Creating the container might take a few minutes, depending on your account size and your chosen throughput settings.
Once the process completes, your container will be automatically added to the Data Explorer blade on the left, as shown below.
Creating Documents as Data in Azure Cosmos DB
Now that you have a new container (Families) set up with a database (Families), it’s time to start adding some data. Your container is useless without any data, after all. In Cosmos DB, this data is represented as documents stored within collections.
Items, aka documents, in Cosmos DB are JSON documents, which don’t need to have the same schema. You can have a mix of complex and simple data types. For example, you might want to store an instruction document and a user record with a first name, last name, and age.
1. Click on Items —> New Item on the Data Explorer blade to open the New Item blade. This blade allows you to specify the document you want to add to your container.
The left side of the documents pane is blank since there is no document yet, while the right side has a JSON editor where you can specify the document.
2. Next, copy and paste the code below into your JSON editor.
This code block defines a record for a Smith family with the last name, address information, and children without any ID values/properties. The zipCode is the partition key value you set in the “Creating a New Container” section.
{
"familyName": "Smith",
"address": {
"addressLine": "123 Main Street",
"city": "Chicago",
"state": "IL",
"zipCode": "60601"
},
"parents": [
"Peter",
"Alice"
],
"kids": [
"Adam",
"Jacqueline",
"Joshua"
]
}
3. Click on Save at the top to create your first document in your container.
Once the document is created, a Globally Unique Identifier (GUID) is automatically generated and assigned as the id property for the document, as shown in the screenshot below.

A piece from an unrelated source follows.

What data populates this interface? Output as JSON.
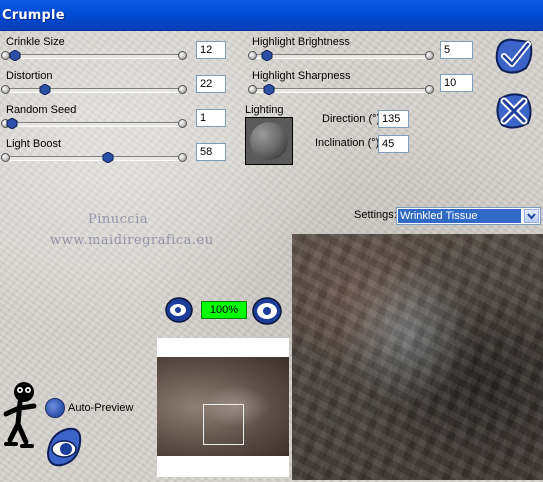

The great thing about Cosmos DB is that it automatically creates an id property and sets its value to the partition key you specified for your container in Azure. This behavior allows for the creation of unique IDs for each document.
Since the id property is also the partition key for your container, each document is stored in different partitions based on its id value. As a result, you enable efficient querying and scaling of your data within Cosmos DB.
As you see can below, the left side of the documents pane will now show your new document, while the right side shows the document content with the generated GUID.
At this point, you can see two significant differences between the world of traditional relational databases and that of NoSQL document stores like Cosmos DB:
- First, you never defined a schema for your database upfront like you would for a relational table because, under the hood, Cosmos DB has no enforced schema.
- Second, JSON documents are inherently denormalized. As a result, a single document in your database can represent what would typically be stored as multiple rows. And in separate relational tables joined by related keys.
In this case, the nested address object would be a separate row in an address table joined to the family via a one-to-one relationship.
Getting used to the shift in thinking required when modeling data for a document store like Cosmos DB can take you a while. But with a bit of practice, you’ll get the hang of working with denormalized data in JSON format.
And with no enforced schema, you can always add new family properties as they come up in the future without going through a lengthy schema migration process.
4. Now, click New Items again to add a new document. Copy and paste the JSON snippet below to the JSON editor.
This code block defines a record for a Jones family with the last name, address information, and children without any ID values/properties. You’ll notice that this document includes an extra pets object with an array of animal names.
{
"familyName": "Jones",
"address": {
"addressLine": "456 Harbor Boulevard",
"city": "Chicago",
"state": "IL",
"zipCode": "60603"
},
"parents": [
"David",
"Diana"
],
"kids": [
"Evan"
],
"pets": [
"Lint"
]
}
5. Click the Save button as you did in step three to create the document in your container for the Jones family.
With this second document added to your container, a new ID is added and automatically assigned to this document. You can now add as many documents to this container as you like without defining a schema upfront.
6. Next, click on your second document for the Jones family in the left document explorer to edit the record as follows:
- Change the addressLine property value from 456 Harbor Boulevard to 789 Harbor Boulevard.
- Click Update at the top of the blade to save your changes.
7. Click on Open New Query on the top navigation bar to open the JavaScript query editor.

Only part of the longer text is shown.